6-Sigma and DMAIC from the Customer’s Viewpoint

The goal of 6-Sigma is to achieve consistent, reliable, repeatable performance in areas that affect effectiveness and efficiency. Effectiveness measures meeting the customer’s needs or wants and efficiency measures the cost of meeting customer needs or wants.  Let’s go through DMAIC from the customer’s viewpoint.

6-Sigma has five steps, summed up by the acronym DMAIC. In following, bullets are the traditional way of thinking in 6-Sigma and explanation below is the customer perspective.

1) Define the company’s processes and customer needs. Processes are the ways that companies take inputs, add value and deliver outputs.

Every business organization is all about their customers, every governmental office is all about serving citizens and every not-for-profit organization is all about serving people related to their mission. Thus, we can say that the customer experience is the process for every organization in one way or another. For customer process inputs are their true needs, added value is the way that those needs are taken care of and delivered outputs are customers with fulfilled needs. It is not about what customer’s want, it’s about what they need. And for customers processes are the ways that organizations take care of their needs.

2) Measure process effectiveness (meeting the customer’s needs and wants) and efficiency (the cost of meeting customer needs or wants).
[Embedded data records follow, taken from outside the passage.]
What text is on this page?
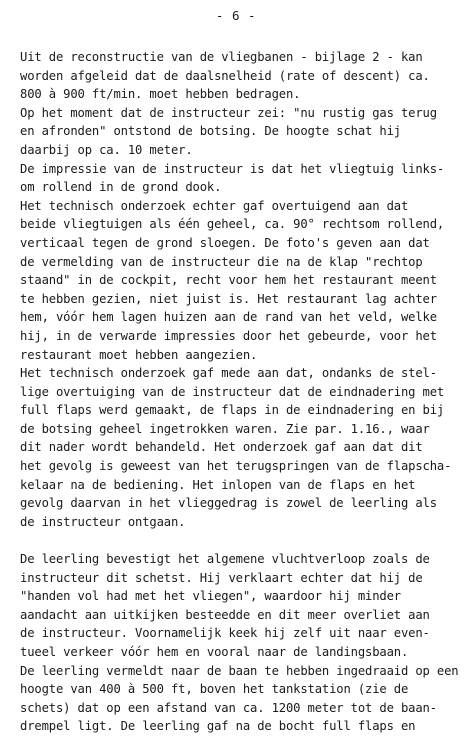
- 6 -
Uit de reconstructie van de vliegbanen - bijlage 2 - kan
worden afgeleid dat de daalsnelheid (rate of descent) ca.
800 à 900 ft/min. moet hebben bedragen.
Op het moment dat de instructeur zei: "nu rustig gas terug
en afronden" ontstond de botsing. De hoogte schat hij
daarbij op ca. 10 meter.
De impressie van de instructeur is dat het vliegtuig links-
om rollend in de grond dook.
Het technisch onderzoek echter gaf overtuigend aan dat
beide vliegtuigen als één geheel, ca. 90° rechtsom rollend,
verticaal tegen de grond sloegen. De foto's geven aan dat
de vermelding van de instructeur die na de klap "rechtop
staand" in de cockpit, recht voor hem het restaurant meent
te hebben gezien, niet juist is. Het restaurant lag achter
hem, vóór hem lagen huizen aan de rand van het veld, welke
hij, in de verwarde impressies door het gebeurde, voor het
restaurant moet hebben aangezien.
Het technisch onderzoek gaf mede aan dat, ondanks de stel-
lige overtuiging van de instructeur dat de eindnadering met
full flaps werd gemaakt, de flaps in de eindnadering en bij
de botsing geheel ingetrokken waren. Zie par. 1.16., waar
dit nader wordt behandeld. Het onderzoek gaf aan dat dit
het gevolg is geweest van het terugspringen van de flapscha-
kelaar na de bediening. Het inlopen van de flaps en het
gevolg daarvan in het vlieggedrag is zowel de leerling als
de instructeur ontgaan.
De leerling bevestigt het algemene vluchtverloop zoals de
instructeur dit schetst. Hij verklaart echter dat hij de
"handen vol had met het vliegen", waardoor hij minder
aandacht aan uitkijken besteedde en dit meer overliet aan
de instructeur. Voornamelijk keek hij zelf uit naar even-
tueel verkeer vóór hem en vooral naar de landingsbaan.
De leerling vermeldt naar de baan te hebben ingedraaid op een
hoogte van 400 à 500 ft, boven het tankstation (zie de
schets) dat op een afstand van ca. 1200 meter tot de baan-
drempel ligt. De leerling gaf na de bocht full flaps en
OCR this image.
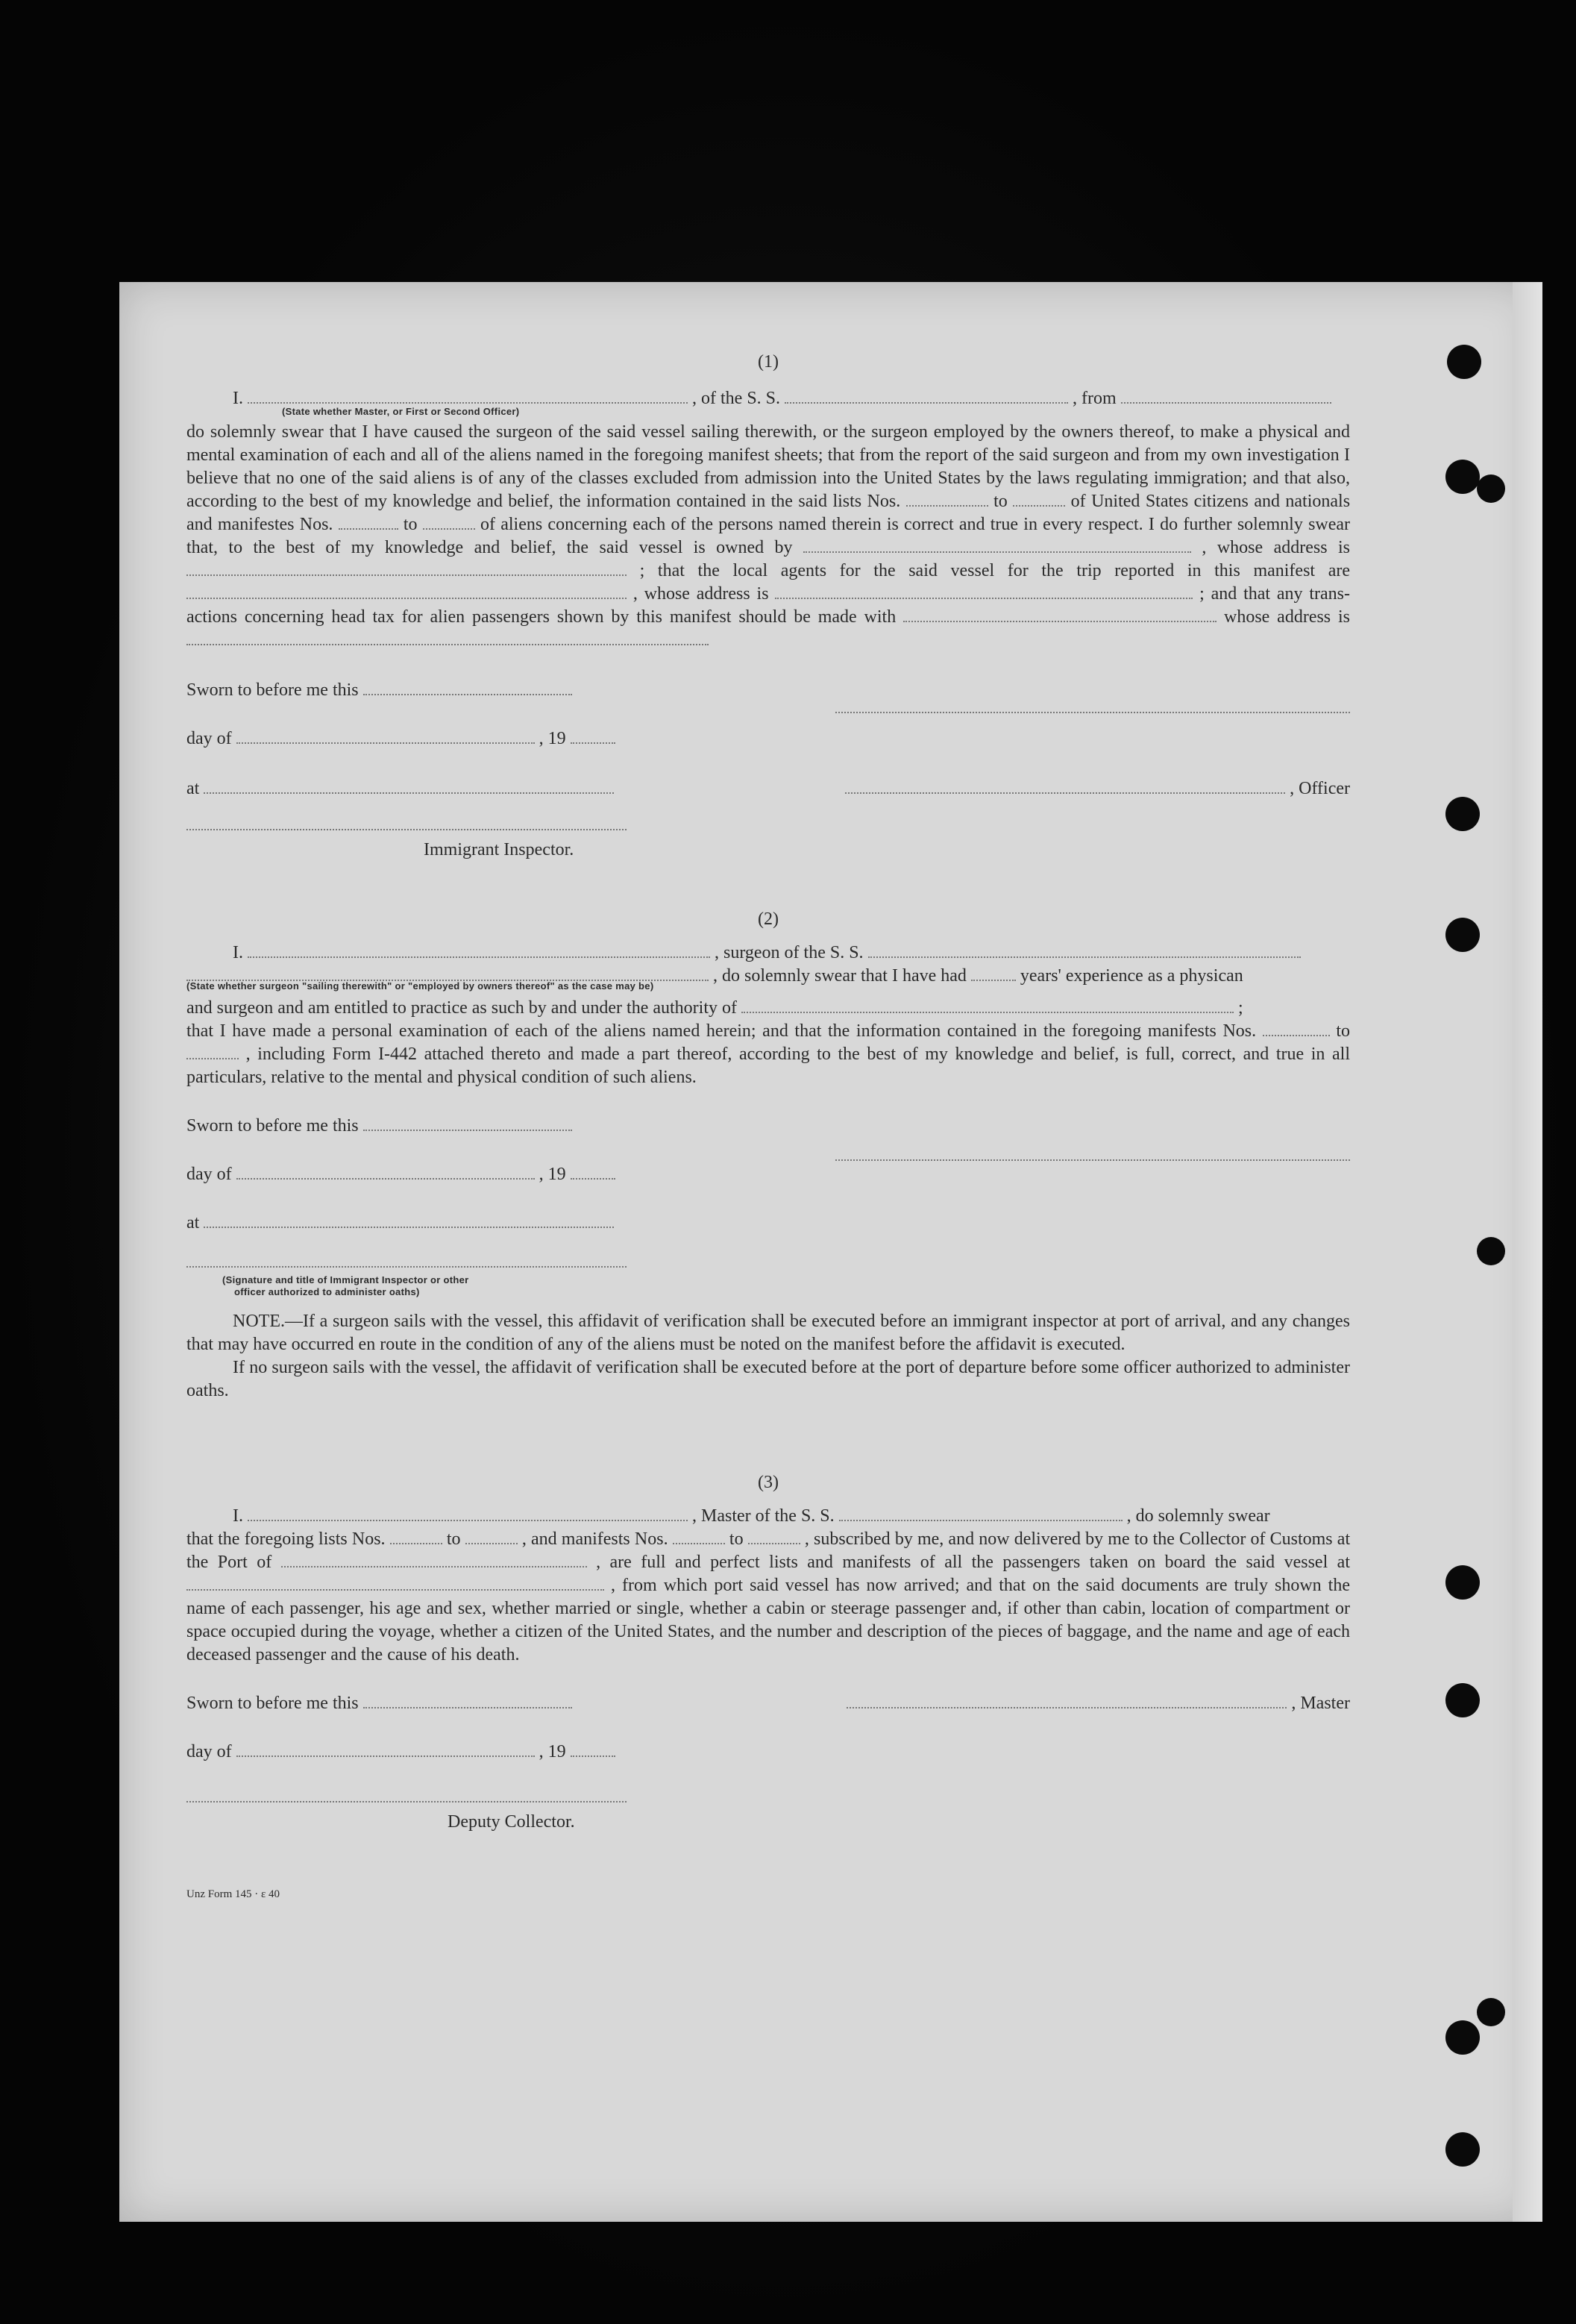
(1)

I.	, of the S. S.	, from
(State whether Master, or First or Second Officer)

do solemnly swear that I have caused the surgeon of the said vessel sailing therewith, or the surgeon employed by the owners thereof, to make a physical and mental examination of each and all of the aliens named in the foregoing manifest sheets; that from the report of the said surgeon and from my own investigation I believe that no one of the said aliens is of any of the classes excluded from admission into the United States by the laws regulating immigration; and that also, according to the best of my knowledge and belief, the information contained in the said lists Nos.	to	of United States citizens and nationals and manifestes Nos.	to	of aliens concerning each of the persons named therein is correct and true in every respect. I do further solemnly swear that, to the best of my knowledge and belief, the said vessel is owned by	, whose address is  ; that the local agents for the said vessel for the trip reported in this manifest are  , whose address is	; and that any trans- actions concerning head tax for alien passengers shown by this manifest should be made with	whose address is

Sworn to before me this
day of	, 19
at	, Officer
Immigrant Inspector.

(2)

I.	, surgeon of the S. S.
, do solemnly swear that I have had	years' experience as a physican
(State whether surgeon "sailing therewith" or "employed by owners thereof" as the case may be)
and surgeon and am entitled to practice as such by and under the authority of	;

that I have made a personal examination of each of the aliens named herein; and that the information contained in the foregoing manifests Nos.	to  , including Form I-442 attached thereto and made a part thereof, according to the best of my knowledge and belief, is full, correct, and true in all particulars, relative to the mental and physical condition of such aliens.

Sworn to before me this
day of	, 19
at
(Signature and title of Immigrant Inspector or other
officer authorized to administer oaths)

NOTE.—If a surgeon sails with the vessel, this affidavit of verification shall be executed before an immigrant inspector at port of arrival, and any changes that may have occurred en route in the condition of any of the aliens must be noted on the manifest before the affidavit is executed.

If no surgeon sails with the vessel, the affidavit of verification shall be executed before at the port of departure before some officer authorized to administer oaths.

(3)

I.	, Master of the S. S.	, do solemnly swear

that the foregoing lists Nos.	to	, and manifests Nos.	to	, subscribed by me, and now delivered by me to the Collector of Customs at the Port of	, are full and perfect lists and manifests of all the passengers taken on board the said vessel at  , from which port said vessel has now arrived; and that on the said documents are truly shown the name of each passenger, his age and sex, whether married or single, whether a cabin or steerage passenger and, if other than cabin, location of compartment or space occupied during the voyage, whether a citizen of the United States, and the number and description of the pieces of baggage, and the name and age of each deceased passenger and the cause of his death.

Sworn to before me this	, Master
day of	, 19
Deputy Collector.
Unz Form 145 · ε 40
How do you feel when you are send a customer satisfaction questionnaire with 50 questions? Or you are asked to answer questionnaire, which doesn’t really ask anything you would like to answer to? Well, your customers will feel the same way if you do that. Customers actually want measuring process effectiveness to be as invisible as possible to them, but at the same time as efficient as possible. You shouldn’t ask the customers how long did you wait in a queue, because from their viewpoint you should know that. You should also know how long they are willing to do that. If you want to have feedback questionnaire, it should ask only: Will you use/buy our services/products again? Would you recommend our services/products to your friends/family? And then ask the appropriate “why not” -question if the customer wouldn’t. Rest you should figure out with continuously bothering the customers.

3) Analyze the data in an attempt to identify the causes of variation in the process.

From organization’s internal perspective it is important to analyze the variation in processes. From customer’s viewpoint they are actually the first ones noticing the variation; long before your measurement systems, because they will suffer from the effects. The more you can prevent variation, the better. But it is not only about measuring and analyzing. It is even more about reacting to that variance. Organization needs to deal with the effects and remove the cause. When things go wrong, your customers will expect you to do something about it. And world’s best organizations are working on that proactive, they will know and deal with the problem in real-time for customers. For example when thinking about IT systems, your customer should not be the first one noticing that your servers are down causing him to not be able to access the system.

4) Improve the process by doing things differently.

And with different, customers mean fulfilling their needs better. Mathematics on analyzing the processes is not enough to tell you how to improve processes from customer experience perspective, especially if you have not measured the right things from the beginning. Try to find the optimum number of customer interactions and that will lead to increased revenue, lowered costs and improved customer service simultaneously.

5) Control with measures to make sure the improvements stay in force.

Control the customer experience at all times. You have to make the customer everyone’s business in your organization from top to bottom (in the hierarchical world) or from customer to outcome (in the process world).

Here are few reflective questions for you to ask:

–       Is our organization thinking about the customer in every step of 6-Sigma DMAIC?

–       Do we evaluate every processes right to exist before optimizing it?

–       Do we measure the right things that provide successful customer outcomes?

–       Do we control our processes based on right measurements?